Перль спаслась. Во всяком случае, она сбежала из клетки, о которой рассказывал Мирко. В клетке ее вынесли из тех же ворот, в которые мы когда-то вошли вместе. Что с ней сталось после этого, я знать не могла, но предполагала, что она, стараясь воссоединиться со мной, двигает ногами быстрее, чем кто бы то ни было.
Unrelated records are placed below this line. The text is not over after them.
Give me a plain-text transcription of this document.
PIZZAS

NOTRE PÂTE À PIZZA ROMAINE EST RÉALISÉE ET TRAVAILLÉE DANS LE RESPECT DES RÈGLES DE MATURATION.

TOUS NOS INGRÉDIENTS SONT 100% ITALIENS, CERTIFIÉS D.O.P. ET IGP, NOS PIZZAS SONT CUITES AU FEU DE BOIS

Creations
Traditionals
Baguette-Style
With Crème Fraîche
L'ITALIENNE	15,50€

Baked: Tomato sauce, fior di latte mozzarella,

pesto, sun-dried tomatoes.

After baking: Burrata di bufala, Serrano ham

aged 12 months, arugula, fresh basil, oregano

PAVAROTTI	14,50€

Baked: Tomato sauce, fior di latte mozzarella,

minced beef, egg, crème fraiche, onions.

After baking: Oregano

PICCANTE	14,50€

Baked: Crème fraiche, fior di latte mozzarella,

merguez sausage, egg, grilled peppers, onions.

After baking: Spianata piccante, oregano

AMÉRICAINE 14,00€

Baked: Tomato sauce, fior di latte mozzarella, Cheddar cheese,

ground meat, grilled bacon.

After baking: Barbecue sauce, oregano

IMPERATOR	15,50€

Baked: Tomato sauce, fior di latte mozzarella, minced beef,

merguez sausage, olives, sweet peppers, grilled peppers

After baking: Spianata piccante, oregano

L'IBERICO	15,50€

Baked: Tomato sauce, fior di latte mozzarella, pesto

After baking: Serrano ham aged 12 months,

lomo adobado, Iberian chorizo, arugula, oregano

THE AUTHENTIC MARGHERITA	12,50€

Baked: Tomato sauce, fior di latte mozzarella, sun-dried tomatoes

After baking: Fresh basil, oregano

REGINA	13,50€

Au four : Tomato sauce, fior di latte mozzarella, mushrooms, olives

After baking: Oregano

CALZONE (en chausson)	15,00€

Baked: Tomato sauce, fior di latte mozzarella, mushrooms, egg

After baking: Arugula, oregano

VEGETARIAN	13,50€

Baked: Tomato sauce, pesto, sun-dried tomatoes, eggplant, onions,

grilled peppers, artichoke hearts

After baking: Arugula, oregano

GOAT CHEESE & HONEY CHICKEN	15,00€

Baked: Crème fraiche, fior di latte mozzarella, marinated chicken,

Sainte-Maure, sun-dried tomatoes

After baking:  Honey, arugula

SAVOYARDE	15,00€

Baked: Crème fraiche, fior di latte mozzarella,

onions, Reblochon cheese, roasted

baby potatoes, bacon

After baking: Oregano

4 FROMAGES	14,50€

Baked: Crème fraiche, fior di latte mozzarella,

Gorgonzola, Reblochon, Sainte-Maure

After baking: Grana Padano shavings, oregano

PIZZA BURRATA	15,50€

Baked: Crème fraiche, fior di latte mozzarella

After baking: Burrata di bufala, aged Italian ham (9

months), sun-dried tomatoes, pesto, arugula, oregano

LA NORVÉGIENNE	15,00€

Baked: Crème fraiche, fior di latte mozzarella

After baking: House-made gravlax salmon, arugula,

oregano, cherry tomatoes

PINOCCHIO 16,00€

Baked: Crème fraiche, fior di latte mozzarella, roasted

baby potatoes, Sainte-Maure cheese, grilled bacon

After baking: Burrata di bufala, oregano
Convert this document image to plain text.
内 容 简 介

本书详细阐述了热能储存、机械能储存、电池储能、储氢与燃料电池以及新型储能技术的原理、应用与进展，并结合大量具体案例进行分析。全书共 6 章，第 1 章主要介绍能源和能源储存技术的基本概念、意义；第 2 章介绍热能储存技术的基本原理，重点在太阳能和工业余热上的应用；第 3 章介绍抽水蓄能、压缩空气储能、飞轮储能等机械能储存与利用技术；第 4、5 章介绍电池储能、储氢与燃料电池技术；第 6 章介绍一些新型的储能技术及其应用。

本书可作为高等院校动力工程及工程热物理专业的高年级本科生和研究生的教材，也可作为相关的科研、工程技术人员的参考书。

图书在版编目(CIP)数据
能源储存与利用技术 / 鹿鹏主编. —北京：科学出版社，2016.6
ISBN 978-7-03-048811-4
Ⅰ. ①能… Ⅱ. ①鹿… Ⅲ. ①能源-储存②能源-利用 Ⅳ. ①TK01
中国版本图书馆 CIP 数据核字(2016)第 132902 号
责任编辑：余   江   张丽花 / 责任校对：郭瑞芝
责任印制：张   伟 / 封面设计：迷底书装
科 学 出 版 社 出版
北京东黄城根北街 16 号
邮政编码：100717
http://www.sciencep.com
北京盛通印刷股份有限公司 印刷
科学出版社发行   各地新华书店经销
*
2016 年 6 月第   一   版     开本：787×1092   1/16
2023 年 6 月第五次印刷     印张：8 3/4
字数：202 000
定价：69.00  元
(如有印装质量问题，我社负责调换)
Мне следовало закричать от радости, пуститься в пляс, но воздать должное этому священному открытию было выше человеческих сил. Я взяла на руки ребенка, и мы с папой вернулись в зоопарк, где стали поддевать ногами голыши и смотреть, как они со своим каменным презрением летят навстречу дождю. По очереди держа новорожденного, мы беседовали как друзья, которые вместе смотрят в будущее. Папа рассказывал мне про концлагерь Дахау, куда давным-давно бросило его гестапо. В его истории были такие подробности, каких мама так и не узнала. Потому что больного ребенка, к которому вызвали отца среди ночи, не существовало в природе; существовало еврейское движение Сопротивления, и папа состоял в его тайных рядах. С маминого согласия он, рискуя жизнью, переправлял в гетто через городскую черту оружие, и в ту ночь риск оказался слишком велик; его выследили, избили, а потом… он не хотел об этом вспоминать, но могу себе представить, как его швырнули в кузов грузовика или в поезд и мчали все дальше и дальше от нас, пока не привезли в такое место, которое, подобно многим другим, бахвалилось, что там «труд освобождает».
Я рассказала, что сообщили нам в гестапо: дескать, он по своей воле бросился в Вислу.
– Никогда бы на такое не пошел! – воскликнул отец.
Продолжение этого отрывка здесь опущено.